Die Umweltfreundlichkeit ist noch kein Thema, leider. Dabei gibt es hier einiges, was man dringend angehen müsste. Ein Beispiel ist Polystyrol. Dieser für Mensch, Ökosysteme und Organismen gefährliche Kunststoff, gebildet aus der giftigen Flüssigkeit Styrol, ist so gar nicht umweltfreundlich und muss nach einigen Jahrzehnten teuer entsorgt werden. Ein Umdenken ist hier absolut erforderlich!

Was möchten Sie Unternehmen für die Zukunft mit auf den Weg geben?

Brandschutz ist, wie auch Gesundheit, die Grundlage von allem, beruflich und privat.
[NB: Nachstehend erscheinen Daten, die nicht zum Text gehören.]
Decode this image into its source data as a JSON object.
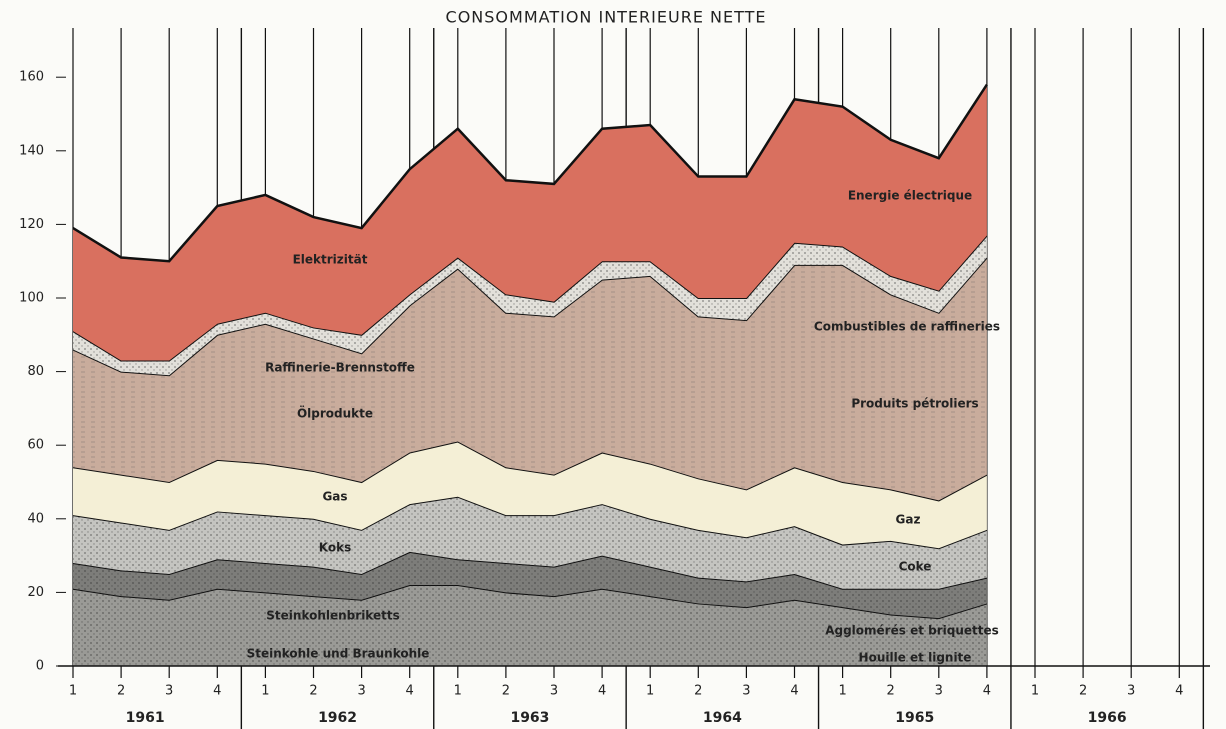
{
  "chart_data": {
    "type": "stacked_area",
    "title": "CONSOMMATION INTERIEURE NETTE",
    "categories": [
      "1",
      "2",
      "3",
      "4",
      "1",
      "2",
      "3",
      "4",
      "1",
      "2",
      "3",
      "4",
      "1",
      "2",
      "3",
      "4",
      "1",
      "2",
      "3",
      "4",
      "1",
      "2",
      "3",
      "4"
    ],
    "years": [
      "1961",
      "1962",
      "1963",
      "1964",
      "1965",
      "1966"
    ],
    "ylim": [
      0,
      170
    ],
    "yticks": [
      0,
      20,
      40,
      60,
      80,
      100,
      120,
      140,
      160
    ],
    "series": [
      {
        "labels": [
          "Steinkohle und Braunkohle",
          "Houille et lignite"
        ],
        "color": "#9a9a96",
        "values": [
          21,
          19,
          18,
          21,
          20,
          19,
          18,
          22,
          22,
          20,
          19,
          21,
          19,
          17,
          16,
          18,
          16,
          14,
          13,
          17,
          null,
          null,
          null,
          null
        ]
      },
      {
        "labels": [
          "Steinkohlenbriketts",
          "Agglomérés et briquettes"
        ],
        "color": "#7d7d7a",
        "values": [
          7,
          7,
          7,
          8,
          8,
          8,
          7,
          9,
          7,
          8,
          8,
          9,
          8,
          7,
          7,
          7,
          5,
          7,
          8,
          7,
          null,
          null,
          null,
          null
        ]
      },
      {
        "labels": [
          "Koks",
          "Coke"
        ],
        "color": "#c4c4c0",
        "values": [
          13,
          13,
          12,
          13,
          13,
          13,
          12,
          13,
          17,
          13,
          14,
          14,
          13,
          13,
          12,
          13,
          12,
          13,
          11,
          13,
          null,
          null,
          null,
          null
        ]
      },
      {
        "labels": [
          "Gas",
          "Gaz"
        ],
        "color": "#f4efd6",
        "values": [
          13,
          13,
          13,
          14,
          14,
          13,
          13,
          14,
          15,
          13,
          11,
          14,
          15,
          14,
          13,
          16,
          17,
          14,
          13,
          15,
          null,
          null,
          null,
          null
        ]
      },
      {
        "labels": [
          "Ölprodukte",
          "Produits pétroliers"
        ],
        "color": "#c9ac9c",
        "values": [
          32,
          28,
          29,
          34,
          38,
          36,
          35,
          40,
          47,
          42,
          43,
          47,
          51,
          44,
          46,
          55,
          59,
          53,
          51,
          59,
          null,
          null,
          null,
          null
        ]
      },
      {
        "labels": [
          "Raffinerie-Brennstoffe",
          "Combustibles de raffineries"
        ],
        "color": "#e2e0da",
        "values": [
          5,
          3,
          4,
          3,
          3,
          3,
          5,
          3,
          3,
          5,
          4,
          5,
          4,
          5,
          6,
          6,
          5,
          5,
          6,
          6,
          null,
          null,
          null,
          null
        ]
      },
      {
        "labels": [
          "Elektrizität",
          "Energie électrique"
        ],
        "color": "#d9705f",
        "values": [
          28,
          28,
          27,
          32,
          32,
          30,
          29,
          34,
          35,
          31,
          32,
          36,
          37,
          33,
          33,
          39,
          38,
          37,
          36,
          41,
          null,
          null,
          null,
          null
        ]
      }
    ]
  }
}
Firmen müssen Brandschutzkonzepte haben und umsetzen. Die Belegschaft muss unterwiesen und kontrolliert werden. Und es sollen möglichst viele Mitarbeitende zu Brandschutzhelfern ausgebildet werden – ein Pharmakonzern ist mittlerweile bei 96 % und nicht 5 %! 

Zudem sind die sogenannten Soft-Facts von besonderer Bedeutung, also Kontrolle, Schulung, Unterweisung. Konkret: Brandlasten von Zündquellen räumlich trennen, Abfall entsorgen, Brandschutztüren nicht aufkeilen, akkubetriebene Elektrogeräte kontrolliert laden und vieles mehr.

Aber das A und O sind Leute, die den Beruf aus Berufung machen, engagiert und informiert sind. Die Komplexität erfordert auf allen Ebenen top ausgebildete Fachleute. Leute, die firmen- und projektspezifische Lösungen anbieten können. Und die erkennen, dass in der Küche der Brandschutz anders aussieht als im Lager, im Büro anders als in der Produktion. Wir brauchen Allrounder, die Ahnung haben von den verschiedenen Gewerken wie Baulichem, Anlagentechnik, Gesetzgebung, Versicherungs-Forderungen und organisatorischem Brandschutz.
 

 

Über den Autor

Dr.-Ing. Wolfgang Friedl hat in NRW Brandschutz studiert und in Sachsen-Anhalt promoviert. Anschließend arbeitete er bei Wacker Siltronic in Portland/USA. Dr. Friedl war 10 Jahre als Beratungs- und Schadeningenieur bei zwei international agierenden industriellen Feuerversicherungen tätig. Seit 21 Jahren führt er sein eigenes Ingenieurbüro. Er hat zahlreiche Fachartikel in nationalen und internationalen Sicherheitspublikationen veröffentlicht und ist Herausgeber von 29 Fachbüchern.